Com o avanço cada vez maior da tecnologia, a operação de um estabelecimento pode ser impactada e modificada de acordo com as necessidades e ideias da marca. Não à toa temos visto um “boom” de mercadinhos autônomos, principalmente em condomínios de prédios ou de casas.

“O setor supermercadista avança e expressa a nossa estrutura social. Ele é uma expressão de como a sociedade no geral se organiza. Quando olhamos para as lojas autônomas, observamos que é uma tendência que veio para ficar. Mas não são uma ameaça às lojas tradicionais. As redes médias e grandes já têm adotado lojas autônomas, é um processo gradual. Vai crescendo aos poucos e avançando conforme as alterações sociais. Sem dúvida teremos ao longo dos próximos anos um crescimento deste tipo de loja”, revela Felipe Queiroz, economista-chefe da Apas.

Conveniência

Quem também voltou a ganhar espaço foi o mercado de proximidade, conhecido como mercado de bairro. Ele reforça o atual momento em que o consumidor valoriza demais a conveniência. “Esse conceito oferece não apenas produtos para abastecer a casa dos consumidores em um momento de ‘emergência’, mas também provê pequenas refeições prontas e de rápido acesso, fortalecendo momentos de snacking, mas também surgindo como alternativa ao café da manhã. Pode atender a momentos de indulgência também, como o happy hour, ao oferecer um ticket médio inferior ao de bares, por exemplo. Ou seja, é um canal que atende a diferentes necessidades e ocasiões de consumo no dia a dia do consumidor, seja no aspecto de abastecimento doméstico, seja no aspecto do foodservice”, revela Eduardo Bueno, da Mosaiclab.

Para além da conveniência, os mercados de bairro também acabam respondendo a certas demandas do novo consumidor. As famílias estão cada vez menores, então compras mais de uma vez por semana fazem mais sentido. Estão morando em lugares menores também, então falta espaço para armazenar grandes quantidades. Isso sem falar na pressão da renda, que acaba obrigando parte da população a comprar apenas o essencial.

Comida do “futuro”

Se a tecnologia pode transformar a operação dos estabelecimentos, ela também pode fazer o mesmo com os produtos, industrializados ou fresquinhos, preparados para o consumo imediato. O chamado plant based chegou para atender a um consumidor específico, mas acabou ampliando o leque. “O plant based não se resume aos produtos que mimetizam a carne. Ele também inclui ovos e lácteos. E esses dois últimos participam de forma ampla da composição de inúmeros alimentos frequentemente consumidos mundo afora. Confeitarias e padarias com produtos veganos começam a surgir”, revela Cristina Souza, CEO da Gouvêa Foodservice.
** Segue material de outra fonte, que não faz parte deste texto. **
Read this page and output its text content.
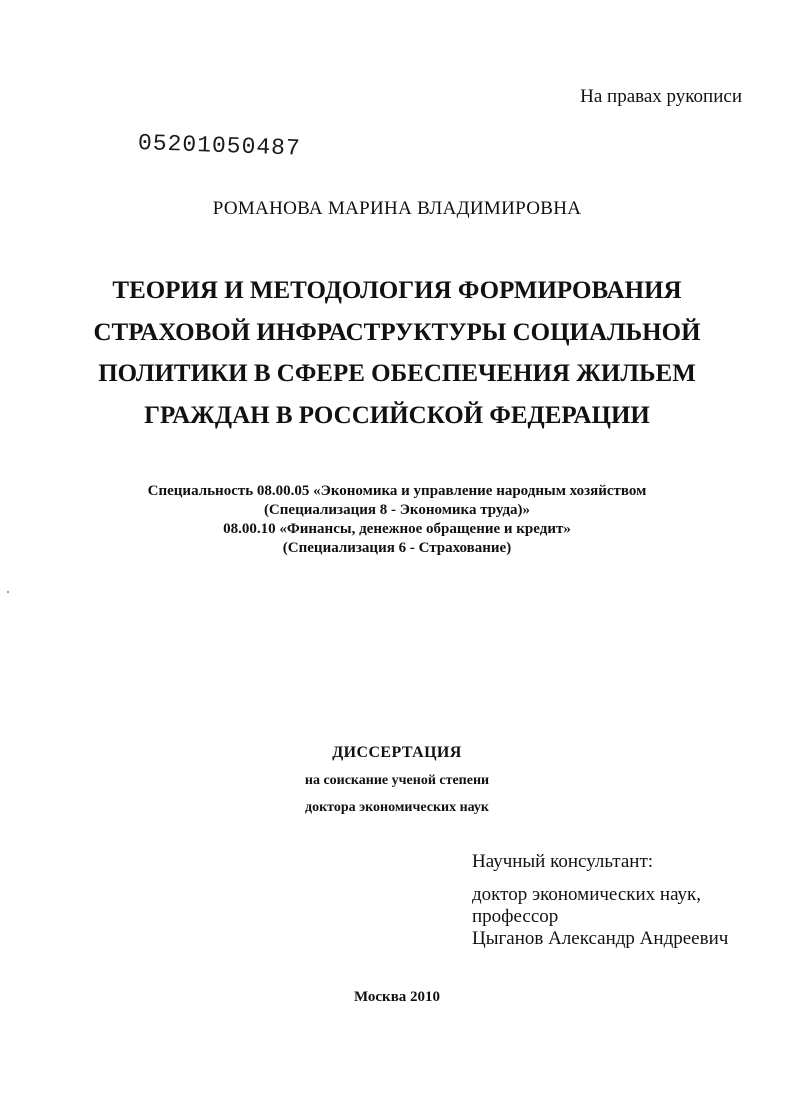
На правах рукописи
05201050487
РОМАНОВА МАРИНА ВЛАДИМИРОВНА
ТЕОРИЯ И МЕТОДОЛОГИЯ ФОРМИРОВАНИЯ
СТРАХОВОЙ ИНФРАСТРУКТУРЫ СОЦИАЛЬНОЙ
ПОЛИТИКИ В СФЕРЕ ОБЕСПЕЧЕНИЯ ЖИЛЬЕМ
ГРАЖДАН В РОССИЙСКОЙ ФЕДЕРАЦИИ
Специальность 08.00.05 «Экономика и управление народным хозяйством
(Специализация 8 - Экономика труда)»
08.00.10 «Финансы, денежное обращение и кредит»
(Специализация 6 - Страхование)
ДИССЕРТАЦИЯ
на соискание ученой степени
доктора экономических наук
Научный консультант:
доктор экономических наук,
профессор
Цыганов Александр Андреевич
Москва 2010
A “carne de laboratório” também está virando realidade. Após separar e expandir a célula da proteína da carne, empresas estão imprimindo alimentos com a ajuda de impressoras 3D. O tema virou até competição da Campus Party, evento de experiência tecnológica que ocorre em algumas cidades do País.

“A ideia que tivemos foi fazer algo disruptivo. Resolvemos lançar uma competição gastronômica de alimentos bio-impressos a partir de impressoras 3D: o ‘Printer Chef’. A disputa foi um sucesso. Vamos continuar quebrando a cabeça para entender como continuaremos trazendo revoluções gastronômicas que ajudarão cada vez mais as pessoas a terem uma alimentação saudável. E quem sabe em breve tenhamos veganos e vegetarianos comendo carne de maneira saudável, sem precisar fazer o abate animal e enriquecendo cada vez mais o corpo humano com nutrientes que façam bem”, afirma Tonico Novaes, CEO da Campus Party e da Gouvêa Experience.